In most cases, the only way to remove a cloud on a property title is to go through a legal process known as a quiet title action or lawsuit, during which an adverse claim or cloud on the title to real property is removed. In the lawsuit, the owner or plaintiff names all of the defendants who might have an interest in the property's title, to include prior owners, descendants, and lienholders. However, in some cases, a quiet title action is a so-called friendly lawsuit, in which there is no opposition from defendants. In those cases, a lawsuit is filed primarily to give the public constructive notice of the plaintiff's claim. The time frame to complete a quiet title action usually depends on the actions taken by the plaintiffs, the amount of time the plaintiffs have to respond to the complaint that was filed with the lawsuit, and any statutory public notice requirements that must be met. For example, here in Florida, it can take anywhere from three to six months to complete a quiet title action. After all of the statutory procedures involved in a quiet title action have been completed, the judge hearing the case will make a decision based on the evidence presented by both parties. And if the lawsuit is decided in the plaintiff's favor, the judge will order that a final judgment be issued that removes the cloud from the property's title.

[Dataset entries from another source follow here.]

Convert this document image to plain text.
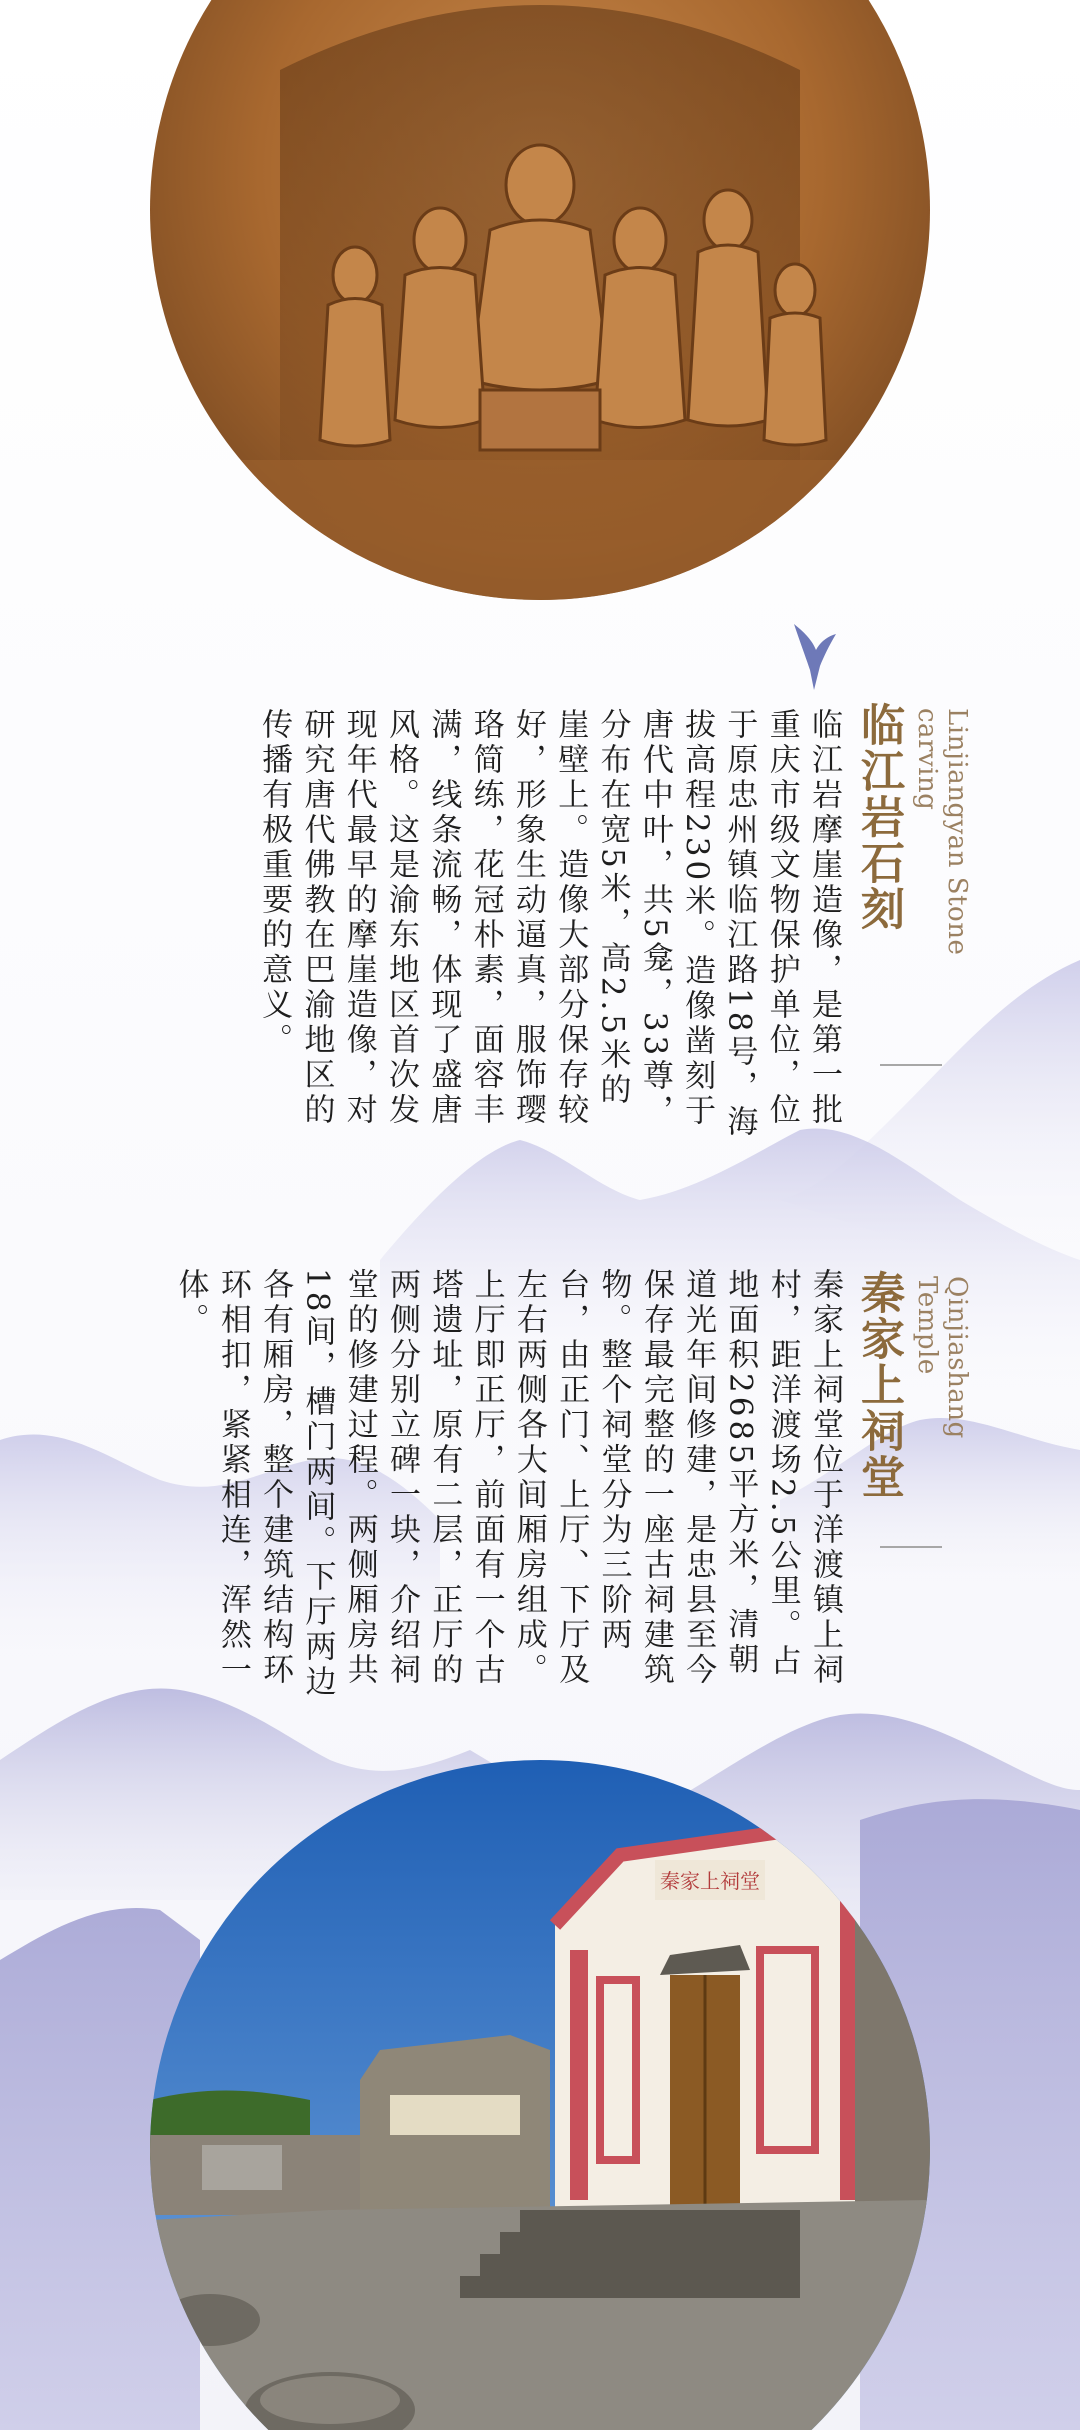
临江岩石刻	Linjiangyan Stone carving
临江岩摩崖造像，是第一批重庆市级文物保护单位，位于原忠州镇临江路18号，海拔高程230米。造像凿刻于唐代中叶，共5龛，33尊，分布在宽5米，高2.5米的崖壁上。造像大部分保存较好，形象生动逼真，服饰璎珞简练，花冠朴素，面容丰满，线条流畅，体现了盛唐风格。这是渝东地区首次发现年代最早的摩崖造像，对研究唐代佛教在巴渝地区的传播有极重要的意义。
秦家上祠堂	Qinjiashang Temple
秦家上祠堂位于洋渡镇上祠村，距洋渡场2.5公里。占地面积2685平方米，清朝道光年间修建，是忠县至今保存最完整的一座古祠建筑物。整个祠堂分为三阶两台，由正门、上厅、下厅及左右两侧各大间厢房组成。上厅即正厅，前面有一个古塔遗址，原有二层，正厅的两侧分别立碑一块，介绍祠堂的修建过程。两侧厢房共18间，槽门两间。下厅两边各有厢房，整个建筑结构环环相扣，紧紧相连，浑然一体。
秦家上祠堂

Once I have property with title problems under option, I hire an experienced professional title abstractor or researcher to do a title search at the public records library in the county where the property's title is recorded. And just as soon as I get the property's title report, I send it to my real estate attorney, who files a quiet title lawsuit, in which all the parties claiming an interest in the property are named as defendants. At the same time, the required legal notices are published in the court's paper of record to give the public notice of the lawsuit. I
usually end up paying my attorney between $800 and $1,200 to handle a quiet title action for me.